Mr. Kusu obviously did not have any problem about sharing such a private matter with a stranger; he told my relative all the medical, spiritual and herbal remedies he and his wife had sought in vain. He was in his early forties and according to him, his wife was just two years younger.

“Let me advise you,” Brother Jayjay said in his characteristic way of starting his unsolicited counsels. “Go and adopt a baby girl. She will comfort your wife and with time, she may bring God’s grace and your wife will take in. I have seen it happen countless times. Some of these adopted children are angels; they bring good luck into the family if you treat them well. When she grows and has children, they will be your grand children.”

I was bothered. I wished I could cover Bro Jayjay’s mouth, but he just went on, planning not just the adoption but the entire life of the child and the grandchildren. He even threw in an advice about where to go to adopt babies and how Mrs. Kusu should make sure the adopted child is treated same as the children she would eventually have.

My wife and I were relieved when the visit was over without the visiting neighbours getting offended or our budding relationship ruined. Imagine our surprise and elation a few months later when Mr. Kusu came over to the house to invite us to a dedication service for their baby girl. I blurted out that I didn’t know that they were expecting a baby.
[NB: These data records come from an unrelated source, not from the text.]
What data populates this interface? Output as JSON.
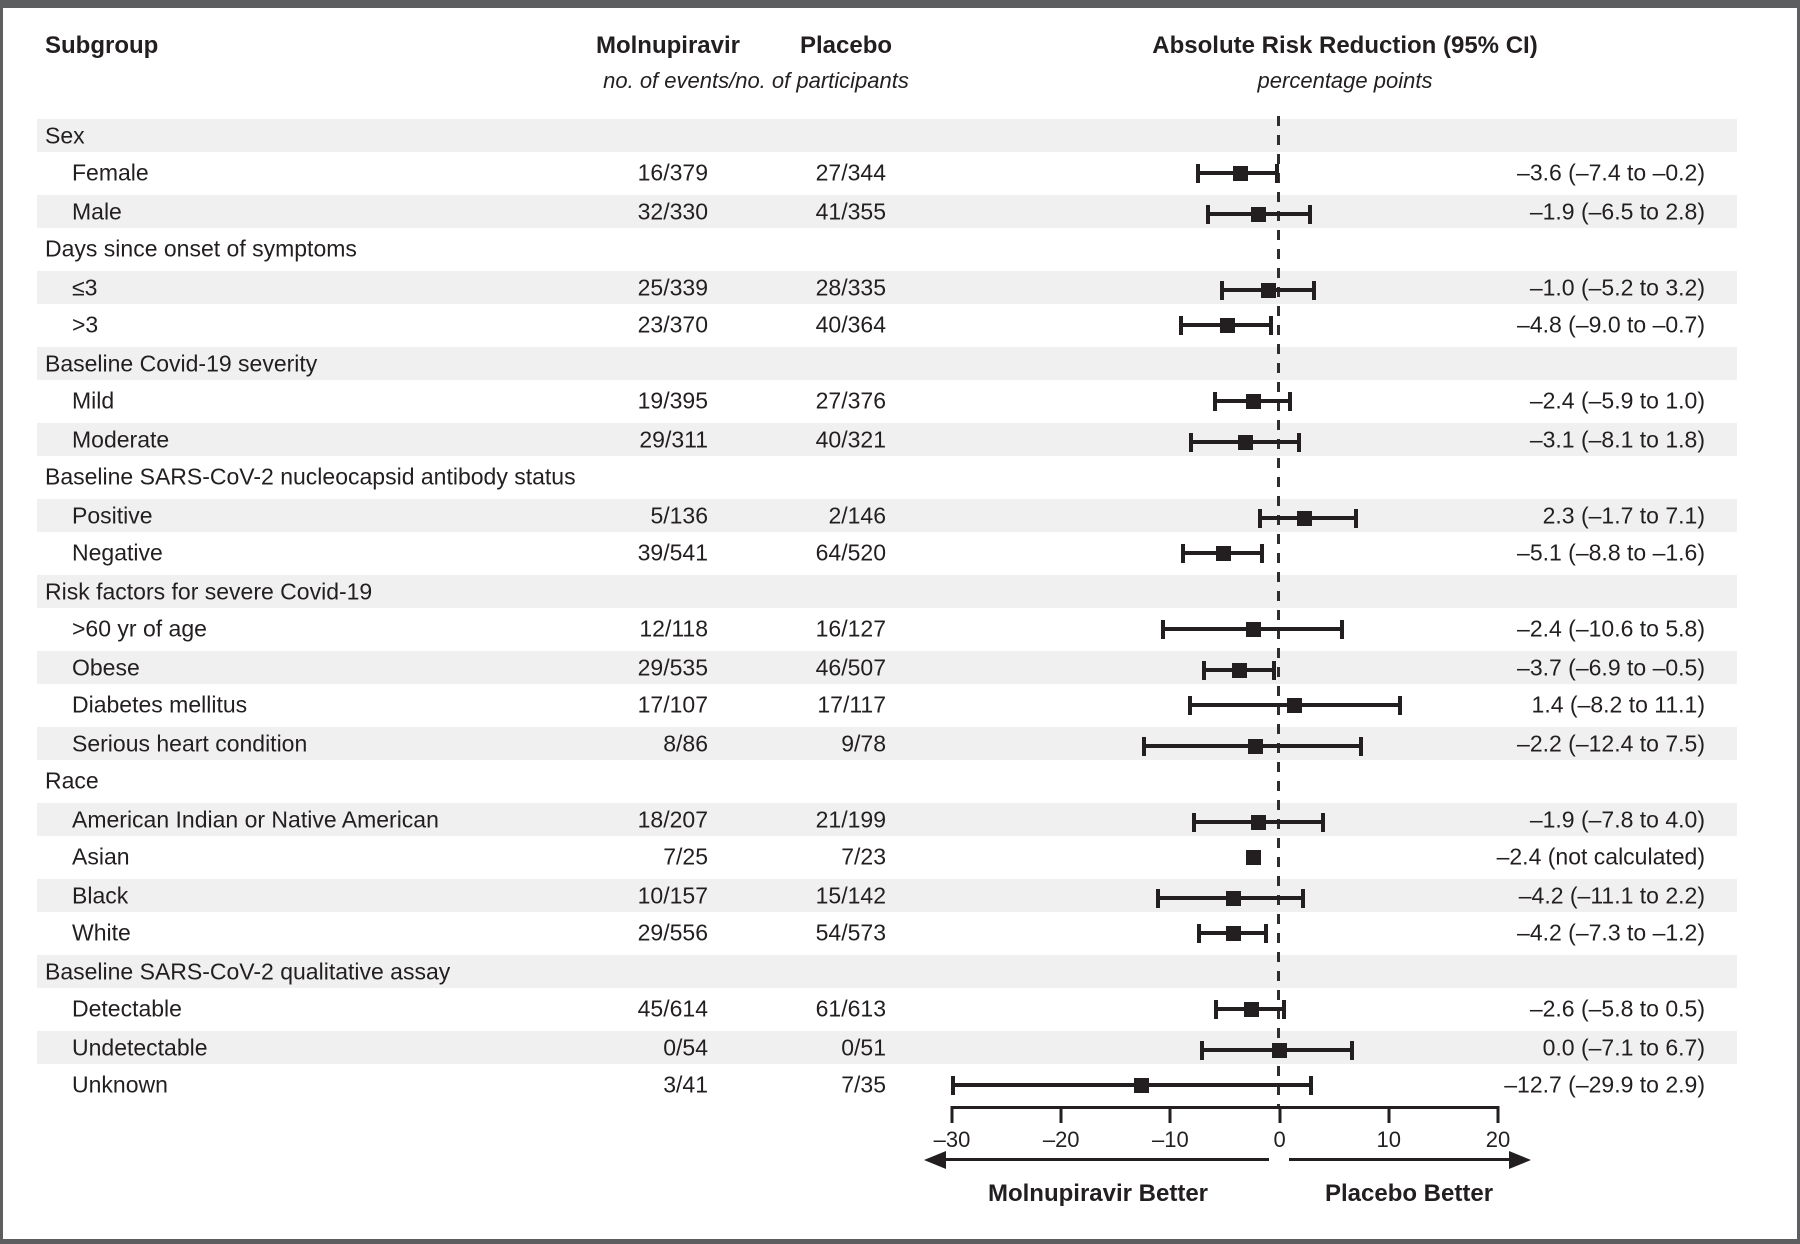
{
  "header": {
    "subgroup": "Subgroup",
    "molnupiravir": "Molnupiravir",
    "placebo": "Placebo",
    "events_note": "no. of events/no. of participants",
    "arr_title": "Absolute Risk Reduction (95% CI)",
    "arr_units": "percentage points"
  },
  "footer": {
    "left_label": "Molnupiravir Better",
    "right_label": "Placebo Better"
  },
  "colors": {
    "text": "#231f20",
    "marker": "#231f20",
    "band": "#f0f0f1",
    "frame": "#5d5e60"
  },
  "chart_data": {
    "type": "forest",
    "title": "Absolute Risk Reduction (95% CI)",
    "units": "percentage points",
    "x_axis": {
      "min": -30,
      "max": 20,
      "ticks": [
        -30,
        -20,
        -10,
        0,
        10,
        20
      ],
      "tick_labels": [
        "–30",
        "–20",
        "–10",
        "0",
        "10",
        "20"
      ],
      "zero_reference_line": "dashed"
    },
    "direction_labels": {
      "left": "Molnupiravir Better",
      "right": "Placebo Better"
    },
    "rows": [
      {
        "kind": "group",
        "label": "Sex"
      },
      {
        "kind": "item",
        "label": "Female",
        "mol": "16/379",
        "placebo": "27/344",
        "est": -3.6,
        "lo": -7.4,
        "hi": -0.2,
        "text": "–3.6 (–7.4 to –0.2)"
      },
      {
        "kind": "item",
        "label": "Male",
        "mol": "32/330",
        "placebo": "41/355",
        "est": -1.9,
        "lo": -6.5,
        "hi": 2.8,
        "text": "–1.9 (–6.5 to 2.8)"
      },
      {
        "kind": "group",
        "label": "Days since onset of symptoms"
      },
      {
        "kind": "item",
        "label": "≤3",
        "mol": "25/339",
        "placebo": "28/335",
        "est": -1.0,
        "lo": -5.2,
        "hi": 3.2,
        "text": "–1.0 (–5.2 to 3.2)"
      },
      {
        "kind": "item",
        "label": ">3",
        "mol": "23/370",
        "placebo": "40/364",
        "est": -4.8,
        "lo": -9.0,
        "hi": -0.7,
        "text": "–4.8 (–9.0 to –0.7)"
      },
      {
        "kind": "group",
        "label": "Baseline Covid-19 severity"
      },
      {
        "kind": "item",
        "label": "Mild",
        "mol": "19/395",
        "placebo": "27/376",
        "est": -2.4,
        "lo": -5.9,
        "hi": 1.0,
        "text": "–2.4 (–5.9 to 1.0)"
      },
      {
        "kind": "item",
        "label": "Moderate",
        "mol": "29/311",
        "placebo": "40/321",
        "est": -3.1,
        "lo": -8.1,
        "hi": 1.8,
        "text": "–3.1 (–8.1 to 1.8)"
      },
      {
        "kind": "group",
        "label": "Baseline SARS-CoV-2 nucleocapsid antibody status"
      },
      {
        "kind": "item",
        "label": "Positive",
        "mol": "5/136",
        "placebo": "2/146",
        "est": 2.3,
        "lo": -1.7,
        "hi": 7.1,
        "text": "2.3 (–1.7 to 7.1)"
      },
      {
        "kind": "item",
        "label": "Negative",
        "mol": "39/541",
        "placebo": "64/520",
        "est": -5.1,
        "lo": -8.8,
        "hi": -1.6,
        "text": "–5.1 (–8.8 to –1.6)"
      },
      {
        "kind": "group",
        "label": "Risk factors for severe Covid-19"
      },
      {
        "kind": "item",
        "label": ">60 yr of age",
        "mol": "12/118",
        "placebo": "16/127",
        "est": -2.4,
        "lo": -10.6,
        "hi": 5.8,
        "text": "–2.4 (–10.6 to 5.8)"
      },
      {
        "kind": "item",
        "label": "Obese",
        "mol": "29/535",
        "placebo": "46/507",
        "est": -3.7,
        "lo": -6.9,
        "hi": -0.5,
        "text": "–3.7 (–6.9 to –0.5)"
      },
      {
        "kind": "item",
        "label": "Diabetes mellitus",
        "mol": "17/107",
        "placebo": "17/117",
        "est": 1.4,
        "lo": -8.2,
        "hi": 11.1,
        "text": "1.4 (–8.2 to 11.1)"
      },
      {
        "kind": "item",
        "label": "Serious heart condition",
        "mol": "8/86",
        "placebo": "9/78",
        "est": -2.2,
        "lo": -12.4,
        "hi": 7.5,
        "text": "–2.2 (–12.4 to 7.5)"
      },
      {
        "kind": "group",
        "label": "Race"
      },
      {
        "kind": "item",
        "label": "American Indian or Native American",
        "mol": "18/207",
        "placebo": "21/199",
        "est": -1.9,
        "lo": -7.8,
        "hi": 4.0,
        "text": "–1.9 (–7.8 to 4.0)"
      },
      {
        "kind": "item",
        "label": "Asian",
        "mol": "7/25",
        "placebo": "7/23",
        "est": -2.4,
        "lo": null,
        "hi": null,
        "text": "–2.4 (not calculated)"
      },
      {
        "kind": "item",
        "label": "Black",
        "mol": "10/157",
        "placebo": "15/142",
        "est": -4.2,
        "lo": -11.1,
        "hi": 2.2,
        "text": "–4.2 (–11.1 to 2.2)"
      },
      {
        "kind": "item",
        "label": "White",
        "mol": "29/556",
        "placebo": "54/573",
        "est": -4.2,
        "lo": -7.3,
        "hi": -1.2,
        "text": "–4.2 (–7.3 to –1.2)"
      },
      {
        "kind": "group",
        "label": "Baseline SARS-CoV-2 qualitative assay"
      },
      {
        "kind": "item",
        "label": "Detectable",
        "mol": "45/614",
        "placebo": "61/613",
        "est": -2.6,
        "lo": -5.8,
        "hi": 0.5,
        "text": "–2.6 (–5.8 to 0.5)"
      },
      {
        "kind": "item",
        "label": "Undetectable",
        "mol": "0/54",
        "placebo": "0/51",
        "est": 0.0,
        "lo": -7.1,
        "hi": 6.7,
        "text": "0.0 (–7.1 to 6.7)"
      },
      {
        "kind": "item",
        "label": "Unknown",
        "mol": "3/41",
        "placebo": "7/35",
        "est": -12.7,
        "lo": -29.9,
        "hi": 2.9,
        "text": "–12.7 (–29.9 to 2.9)"
      }
    ]
  }
}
Without a moment’s hesitation, Kusu told me that they took my relative’s advice to the letter. He said his wife travelled outside the country the past four months while they waited for the birth of the baby, “just to confuse the relatives and nosy friends,” he added with a smile. He said he had done all the paper work for the adoption. Mother and baby would be home three days before the service.

He asked me if it was possible to invite Bro Jayjay. I knocked that idea off immediately.
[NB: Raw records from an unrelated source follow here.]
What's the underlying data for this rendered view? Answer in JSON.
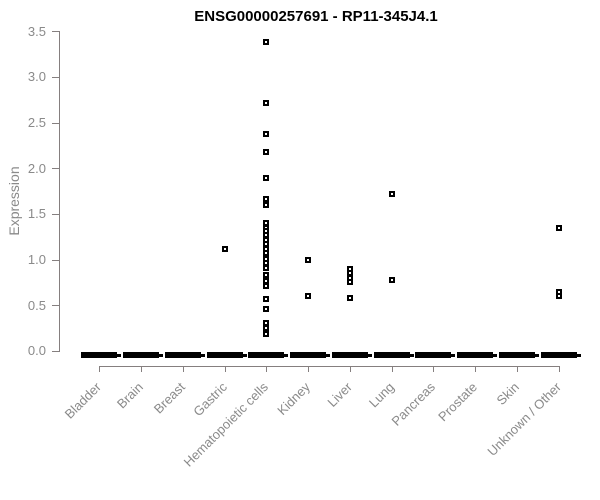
{
  "chart_data": {
    "type": "scatter",
    "subtype": "strip-plot",
    "title": "ENSG00000257691 - RP11-345J4.1",
    "ylabel": "Expression",
    "xlabel": "",
    "ylim": [
      0.0,
      3.5
    ],
    "yticks": [
      "0.0",
      "0.5",
      "1.0",
      "1.5",
      "2.0",
      "2.5",
      "3.0",
      "3.5"
    ],
    "grid": false,
    "legend": null,
    "marker": "open-square",
    "marker_color": "#000000",
    "axis_color": "#857f7f",
    "label_color": "#8a8a8a",
    "categories": [
      "Bladder",
      "Brain",
      "Breast",
      "Gastric",
      "Hematopoietic cells",
      "Kidney",
      "Liver",
      "Lung",
      "Pancreas",
      "Prostate",
      "Skin",
      "Unknown / Other"
    ],
    "series": [
      {
        "category": "Bladder",
        "zero_cluster": true,
        "nonzero_values": []
      },
      {
        "category": "Brain",
        "zero_cluster": true,
        "nonzero_values": []
      },
      {
        "category": "Breast",
        "zero_cluster": true,
        "nonzero_values": []
      },
      {
        "category": "Gastric",
        "zero_cluster": true,
        "nonzero_values": [
          1.12
        ]
      },
      {
        "category": "Hematopoietic cells",
        "zero_cluster": true,
        "nonzero_values": [
          3.38,
          2.72,
          2.37,
          2.18,
          1.89,
          1.66,
          1.6,
          1.4,
          1.35,
          1.31,
          1.27,
          1.22,
          1.17,
          1.12,
          1.07,
          1.01,
          0.96,
          0.91,
          0.83,
          0.77,
          0.71,
          0.57,
          0.46,
          0.31,
          0.25,
          0.19
        ]
      },
      {
        "category": "Kidney",
        "zero_cluster": true,
        "nonzero_values": [
          1.0,
          0.6
        ]
      },
      {
        "category": "Liver",
        "zero_cluster": true,
        "nonzero_values": [
          0.9,
          0.85,
          0.8,
          0.76,
          0.58
        ]
      },
      {
        "category": "Lung",
        "zero_cluster": true,
        "nonzero_values": [
          1.72,
          0.78
        ]
      },
      {
        "category": "Pancreas",
        "zero_cluster": true,
        "nonzero_values": []
      },
      {
        "category": "Prostate",
        "zero_cluster": true,
        "nonzero_values": []
      },
      {
        "category": "Skin",
        "zero_cluster": true,
        "nonzero_values": []
      },
      {
        "category": "Unknown / Other",
        "zero_cluster": true,
        "nonzero_values": [
          1.35,
          0.65,
          0.6
        ]
      }
    ]
  }
}
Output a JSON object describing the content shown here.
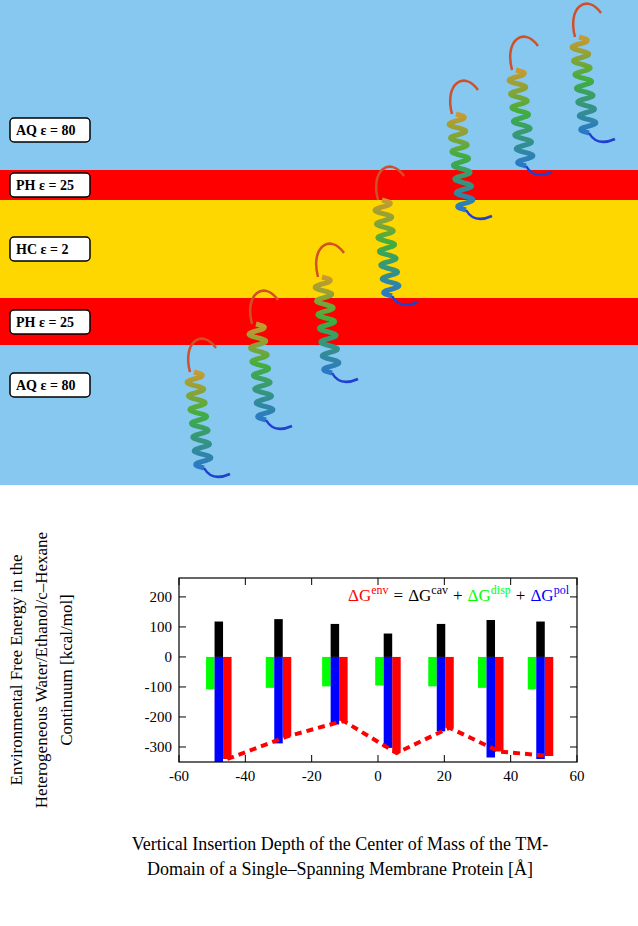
{
  "diagram": {
    "layers": [
      {
        "label": "AQ ε = 80",
        "color": "#87c8f0"
      },
      {
        "label": "PH ε = 25",
        "color": "#ff0000"
      },
      {
        "label": "HC  ε = 2",
        "color": "#ffd700"
      },
      {
        "label": "PH ε = 25",
        "color": "#ff0000"
      },
      {
        "label": "AQ ε = 80",
        "color": "#87c8f0"
      }
    ]
  },
  "chart_data": {
    "type": "bar",
    "ylabel": [
      "Environmental Free Energy in the",
      "Heterogeneous Water/Ethanol/c–Hexane",
      "Continuum [kcal/mol]"
    ],
    "xlabel": [
      "Vertical Insertion Depth of the Center of Mass of the TM-",
      "Domain of a Single–Spanning Membrane Protein [Å]"
    ],
    "x": [
      -48,
      -30,
      -13,
      3,
      19,
      34,
      49
    ],
    "series": [
      {
        "name": "ΔGenv",
        "color": "#ff0000",
        "type": "bar",
        "line_style": "dashed",
        "values": [
          -340,
          -265,
          -213,
          -320,
          -236,
          -315,
          -330
        ]
      },
      {
        "name": "ΔGcav",
        "color": "#000000",
        "type": "bar",
        "values": [
          118,
          126,
          110,
          78,
          110,
          123,
          118
        ]
      },
      {
        "name": "ΔGdisp",
        "color": "#00ff00",
        "type": "bar",
        "values": [
          -108,
          -103,
          -98,
          -95,
          -98,
          -103,
          -108
        ]
      },
      {
        "name": "ΔGpol",
        "color": "#0000ff",
        "type": "bar",
        "values": [
          -350,
          -288,
          -225,
          -303,
          -248,
          -335,
          -340
        ]
      }
    ],
    "legend_operators": [
      "=",
      "+",
      "+"
    ],
    "xlim": [
      -60,
      60
    ],
    "xticks": [
      -60,
      -40,
      -20,
      0,
      20,
      40,
      60
    ],
    "ylim": [
      -350,
      263
    ],
    "yticks": [
      -300,
      -200,
      -100,
      0,
      100,
      200
    ],
    "legend": "top-right",
    "grid": false
  }
}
Little Angel was dedicated like a princess and treated as one.

We moved out from that neighbourhood but two years later, Mr. Kusu called me excitedly one evening and said his wife was pregnant, just as Bro Jayjay had predicted. He asked if he could see Bro Jay to show appreciation. I told him that I would convey his good news and gratitude. Mrs. Kusu gave birth to a baby boy and my wife and I went for the dedication ceremony. If that of Angel was grand, this one was fabulous. Mr. Kusu spared no expense. I was particularly touched when he said the name of the child was Jayjay.
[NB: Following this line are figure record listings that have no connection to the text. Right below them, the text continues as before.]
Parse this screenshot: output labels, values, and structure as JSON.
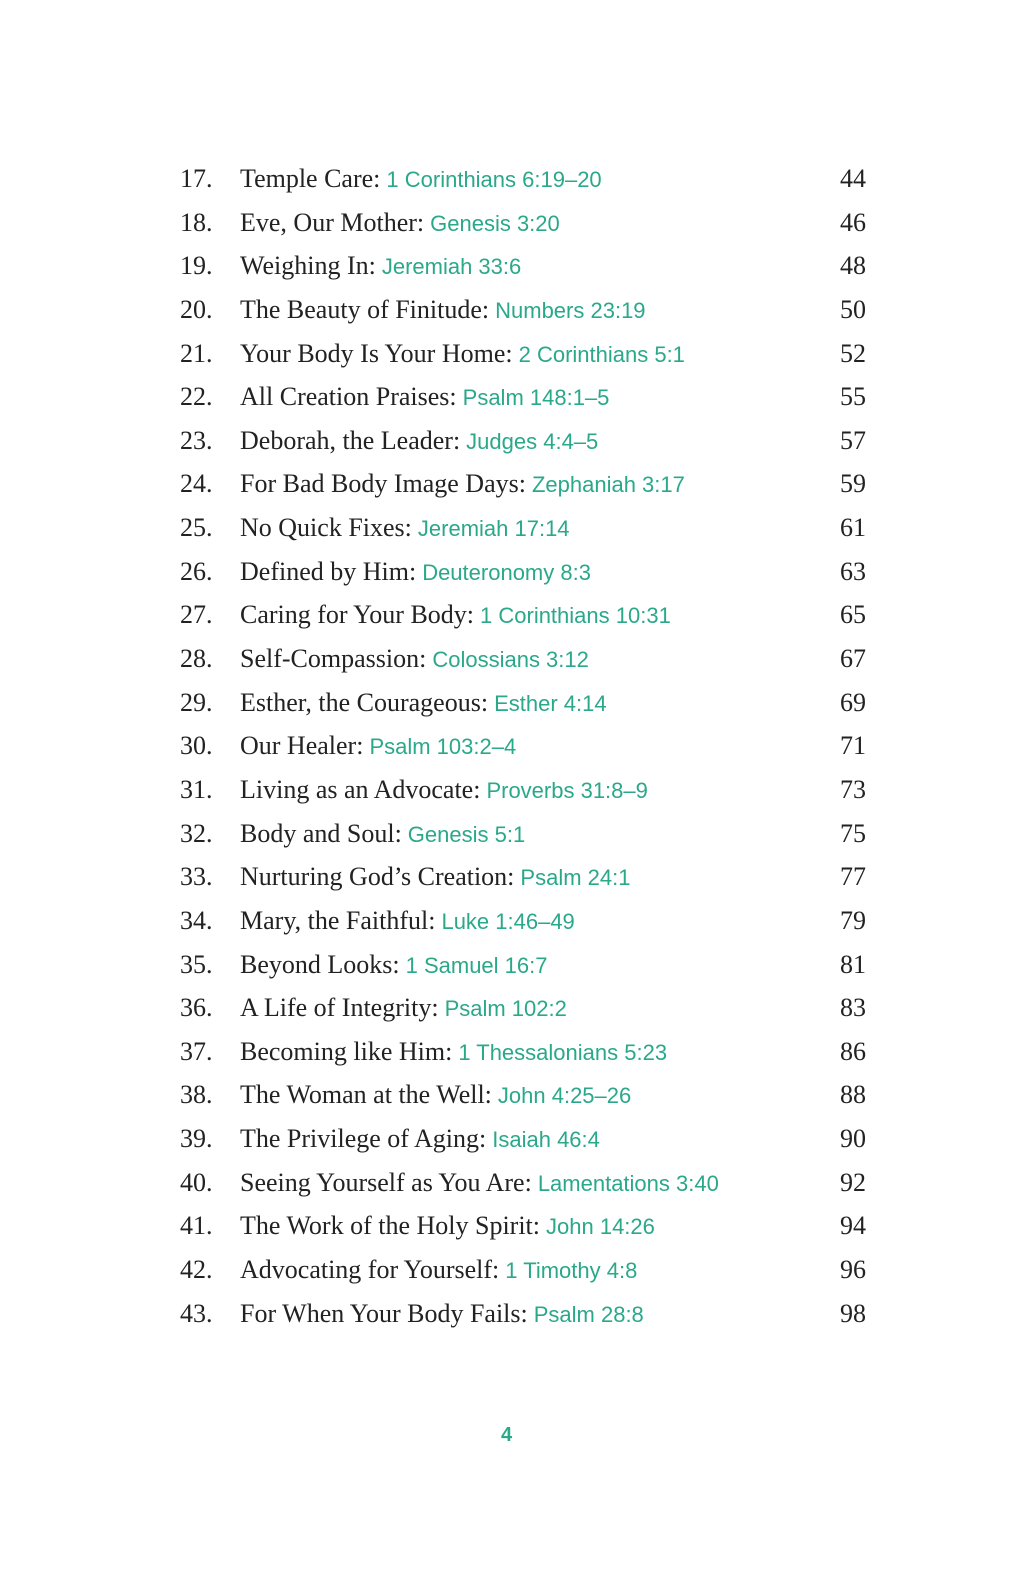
{
  "accent_color": "#2aa88a",
  "entries": [
    {
      "num": "17.",
      "title": "Temple Care:",
      "ref": "1 Corinthians 6:19–20",
      "page": "44"
    },
    {
      "num": "18.",
      "title": "Eve, Our Mother:",
      "ref": "Genesis 3:20",
      "page": "46"
    },
    {
      "num": "19.",
      "title": "Weighing In:",
      "ref": "Jeremiah 33:6",
      "page": "48"
    },
    {
      "num": "20.",
      "title": "The Beauty of Finitude:",
      "ref": "Numbers 23:19",
      "page": "50"
    },
    {
      "num": "21.",
      "title": "Your Body Is Your Home:",
      "ref": "2 Corinthians 5:1",
      "page": "52"
    },
    {
      "num": "22.",
      "title": "All Creation Praises:",
      "ref": "Psalm 148:1–5",
      "page": "55"
    },
    {
      "num": "23.",
      "title": "Deborah, the Leader:",
      "ref": "Judges 4:4–5",
      "page": "57"
    },
    {
      "num": "24.",
      "title": "For Bad Body Image Days:",
      "ref": "Zephaniah 3:17",
      "page": "59"
    },
    {
      "num": "25.",
      "title": "No Quick Fixes:",
      "ref": "Jeremiah 17:14",
      "page": "61"
    },
    {
      "num": "26.",
      "title": "Defined by Him:",
      "ref": "Deuteronomy 8:3",
      "page": "63"
    },
    {
      "num": "27.",
      "title": "Caring for Your Body:",
      "ref": "1 Corinthians 10:31",
      "page": "65"
    },
    {
      "num": "28.",
      "title": "Self-Compassion:",
      "ref": "Colossians 3:12",
      "page": "67"
    },
    {
      "num": "29.",
      "title": "Esther, the Courageous:",
      "ref": "Esther 4:14",
      "page": "69"
    },
    {
      "num": "30.",
      "title": "Our Healer:",
      "ref": "Psalm 103:2–4",
      "page": "71"
    },
    {
      "num": "31.",
      "title": "Living as an Advocate:",
      "ref": "Proverbs 31:8–9",
      "page": "73"
    },
    {
      "num": "32.",
      "title": "Body and Soul:",
      "ref": "Genesis 5:1",
      "page": "75"
    },
    {
      "num": "33.",
      "title": "Nurturing God’s Creation:",
      "ref": "Psalm 24:1",
      "page": "77"
    },
    {
      "num": "34.",
      "title": "Mary, the Faithful:",
      "ref": "Luke 1:46–49",
      "page": "79"
    },
    {
      "num": "35.",
      "title": "Beyond Looks:",
      "ref": "1 Samuel 16:7",
      "page": "81"
    },
    {
      "num": "36.",
      "title": "A Life of Integrity:",
      "ref": "Psalm 102:2",
      "page": "83"
    },
    {
      "num": "37.",
      "title": "Becoming like Him:",
      "ref": "1 Thessalonians 5:23",
      "page": "86"
    },
    {
      "num": "38.",
      "title": "The Woman at the Well:",
      "ref": "John 4:25–26",
      "page": "88"
    },
    {
      "num": "39.",
      "title": "The Privilege of Aging:",
      "ref": "Isaiah 46:4",
      "page": "90"
    },
    {
      "num": "40.",
      "title": "Seeing Yourself as You Are:",
      "ref": "Lamentations 3:40",
      "page": "92"
    },
    {
      "num": "41.",
      "title": "The Work of the Holy Spirit:",
      "ref": "John 14:26",
      "page": "94"
    },
    {
      "num": "42.",
      "title": "Advocating for Yourself:",
      "ref": "1 Timothy 4:8",
      "page": "96"
    },
    {
      "num": "43.",
      "title": "For When Your Body Fails:",
      "ref": "Psalm 28:8",
      "page": "98"
    }
  ],
  "folio": "4"
}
I met young  Jayjay a few times and for his National Youth Service Corps programme, his Dad who had retired asked me to help him get a placement in a good organisation. I tried to get him engaged twice. The first company rejected him after one month because they said he was totally unserious, the second one had him arrested for ‘gross misconduct.’ His father called me on the phone, almost in tears. He begged me to intervene and beg the management to release his son from custody and allow them settle the problem amicably. I did. I wasn’t happy to exhaust my goodwill with the organisation but we were talking of Jayjay Kusu, the long awaited and greatly beloved son of my dear neighbour. I called the MD of the organisation and Jayjay was released and disengaged. I told Kusu that I was done helping Jayjay and asked him to make sure the boy pulls his acts together.

Jayjay! It was him. He was surely the one with rough hair and beards, looking homeless and angry, banging on cars and shouting obscenities at occupants that did not give him alms. He was walking towards my car.